Madhu Gottumukkala, the acting head of the U.S. government’s lead cybersecurity agency, became the focus of an internal review after uploading sensitive government documents to ChatGPT during the Trump administration.
Madhu Gottumukkala has served as acting director of the Cybersecurity and Infrastructure Security Agency since May 2025. He is an Indian-American technology official with oversight of national cyber defense operations.
What Triggered the Review
In mid to late 2025, Gottumukkala uploaded internal U.S. government lines to the public interpretation of ChatGPT. The materials were unclassified but clearly marked “For Official Use Only,” meaning they were restricted to internal systems.

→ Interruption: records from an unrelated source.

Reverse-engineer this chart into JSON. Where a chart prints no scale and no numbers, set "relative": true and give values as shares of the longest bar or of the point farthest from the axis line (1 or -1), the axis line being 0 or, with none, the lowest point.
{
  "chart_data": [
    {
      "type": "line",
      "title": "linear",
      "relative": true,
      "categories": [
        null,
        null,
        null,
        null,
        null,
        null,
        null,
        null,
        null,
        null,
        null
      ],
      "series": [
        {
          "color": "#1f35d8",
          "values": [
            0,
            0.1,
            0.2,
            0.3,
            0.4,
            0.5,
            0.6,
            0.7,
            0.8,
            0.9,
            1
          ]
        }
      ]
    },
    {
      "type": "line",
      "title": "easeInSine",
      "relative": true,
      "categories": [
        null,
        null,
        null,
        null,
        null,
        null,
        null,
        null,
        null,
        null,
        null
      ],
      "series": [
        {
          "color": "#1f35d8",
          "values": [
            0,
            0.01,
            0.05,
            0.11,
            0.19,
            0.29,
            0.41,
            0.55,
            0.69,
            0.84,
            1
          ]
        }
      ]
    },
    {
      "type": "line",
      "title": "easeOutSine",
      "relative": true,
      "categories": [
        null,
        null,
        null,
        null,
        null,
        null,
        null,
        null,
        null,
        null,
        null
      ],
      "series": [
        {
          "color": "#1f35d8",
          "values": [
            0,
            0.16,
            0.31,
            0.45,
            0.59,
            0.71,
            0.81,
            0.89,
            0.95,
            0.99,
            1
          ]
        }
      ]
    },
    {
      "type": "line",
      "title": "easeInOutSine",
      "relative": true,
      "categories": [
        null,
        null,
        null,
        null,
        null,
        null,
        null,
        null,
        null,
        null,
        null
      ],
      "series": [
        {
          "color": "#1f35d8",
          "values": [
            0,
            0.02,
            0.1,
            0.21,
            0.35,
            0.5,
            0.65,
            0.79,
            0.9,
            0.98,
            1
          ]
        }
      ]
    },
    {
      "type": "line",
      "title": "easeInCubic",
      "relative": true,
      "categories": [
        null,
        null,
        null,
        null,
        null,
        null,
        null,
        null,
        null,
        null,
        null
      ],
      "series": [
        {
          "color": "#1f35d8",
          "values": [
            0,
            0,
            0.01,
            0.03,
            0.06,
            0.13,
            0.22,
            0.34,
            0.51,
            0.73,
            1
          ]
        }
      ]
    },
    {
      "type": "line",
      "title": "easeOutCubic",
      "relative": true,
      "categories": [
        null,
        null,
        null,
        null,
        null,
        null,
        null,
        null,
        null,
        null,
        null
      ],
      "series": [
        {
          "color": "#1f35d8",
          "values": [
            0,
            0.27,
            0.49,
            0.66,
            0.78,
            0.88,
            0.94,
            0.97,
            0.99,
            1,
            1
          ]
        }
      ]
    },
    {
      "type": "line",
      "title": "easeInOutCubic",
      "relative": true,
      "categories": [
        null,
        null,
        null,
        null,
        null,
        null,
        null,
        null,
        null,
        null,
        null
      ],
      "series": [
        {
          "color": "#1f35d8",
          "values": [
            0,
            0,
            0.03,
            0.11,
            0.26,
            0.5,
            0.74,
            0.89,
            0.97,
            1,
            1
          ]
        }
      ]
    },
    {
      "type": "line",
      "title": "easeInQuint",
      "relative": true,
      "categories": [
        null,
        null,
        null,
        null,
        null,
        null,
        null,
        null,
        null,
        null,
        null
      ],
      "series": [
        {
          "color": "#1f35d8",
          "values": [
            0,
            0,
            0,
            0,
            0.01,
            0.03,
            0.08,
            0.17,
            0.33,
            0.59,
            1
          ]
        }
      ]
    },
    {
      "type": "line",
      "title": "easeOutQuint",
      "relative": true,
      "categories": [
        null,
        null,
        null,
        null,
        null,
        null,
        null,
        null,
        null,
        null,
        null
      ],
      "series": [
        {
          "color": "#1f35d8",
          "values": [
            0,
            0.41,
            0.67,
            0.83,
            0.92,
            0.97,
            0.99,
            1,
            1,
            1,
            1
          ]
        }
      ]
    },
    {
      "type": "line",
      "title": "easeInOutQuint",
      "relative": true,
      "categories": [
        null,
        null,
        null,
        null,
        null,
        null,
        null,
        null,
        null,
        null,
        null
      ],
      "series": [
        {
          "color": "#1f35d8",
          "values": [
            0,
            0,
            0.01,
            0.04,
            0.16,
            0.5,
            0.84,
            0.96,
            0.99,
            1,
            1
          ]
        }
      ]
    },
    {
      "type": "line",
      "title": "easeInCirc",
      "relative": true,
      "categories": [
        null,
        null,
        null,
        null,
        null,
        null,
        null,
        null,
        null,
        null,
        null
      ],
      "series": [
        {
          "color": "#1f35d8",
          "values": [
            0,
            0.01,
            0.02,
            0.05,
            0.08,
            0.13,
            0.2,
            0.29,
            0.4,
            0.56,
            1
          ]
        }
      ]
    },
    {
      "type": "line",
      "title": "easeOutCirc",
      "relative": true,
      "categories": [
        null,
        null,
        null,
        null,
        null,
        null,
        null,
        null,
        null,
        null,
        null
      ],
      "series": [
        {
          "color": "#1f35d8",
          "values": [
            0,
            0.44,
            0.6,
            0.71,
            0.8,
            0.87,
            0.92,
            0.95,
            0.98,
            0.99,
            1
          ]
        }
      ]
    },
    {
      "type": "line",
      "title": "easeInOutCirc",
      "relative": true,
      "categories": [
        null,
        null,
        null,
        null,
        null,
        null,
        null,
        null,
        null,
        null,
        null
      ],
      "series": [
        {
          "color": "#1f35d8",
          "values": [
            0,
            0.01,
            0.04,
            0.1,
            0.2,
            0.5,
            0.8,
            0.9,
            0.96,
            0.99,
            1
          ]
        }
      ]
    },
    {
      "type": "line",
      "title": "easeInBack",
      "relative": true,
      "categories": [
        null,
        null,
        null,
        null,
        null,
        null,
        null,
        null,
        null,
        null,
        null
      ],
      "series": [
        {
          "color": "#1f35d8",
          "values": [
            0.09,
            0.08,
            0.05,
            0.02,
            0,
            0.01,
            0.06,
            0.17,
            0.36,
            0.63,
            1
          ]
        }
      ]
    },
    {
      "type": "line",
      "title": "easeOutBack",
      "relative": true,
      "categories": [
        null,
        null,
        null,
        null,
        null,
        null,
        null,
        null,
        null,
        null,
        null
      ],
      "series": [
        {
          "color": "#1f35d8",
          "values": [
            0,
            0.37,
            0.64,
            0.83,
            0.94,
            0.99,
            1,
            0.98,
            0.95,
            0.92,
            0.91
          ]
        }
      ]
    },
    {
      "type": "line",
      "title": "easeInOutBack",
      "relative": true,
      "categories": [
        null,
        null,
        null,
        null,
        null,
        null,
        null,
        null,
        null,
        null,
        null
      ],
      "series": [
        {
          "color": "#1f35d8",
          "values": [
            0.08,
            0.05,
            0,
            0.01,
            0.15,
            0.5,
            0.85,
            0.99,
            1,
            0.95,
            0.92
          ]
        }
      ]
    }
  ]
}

The uploads stood out because most employees at the Department of Homeland Security were prohibited from using public AI tools at the time.
Key Facts
- Gottumukkala had special authorization to use ChatGPT
- Uploaded documents related to cybersecurity operations and contracting
- Automated monitoring systems detected the uploads
- Multiple alerts were generated shortly after submission
Government Response
The alerts prompted an internal cybersecurity and compliance review within DHS and CISA. Officials examined whether Madhu Gottumukkala’s actions created security risks or violated internal policy.
CISA later said the ChatGPT use occurred within controlled limits and that safeguards were in place. While no classified information was involved, the incident intensified scrutiny around AI use by senior government officials and reinforced the need for stricter controls on emerging technologies inside federal agencies.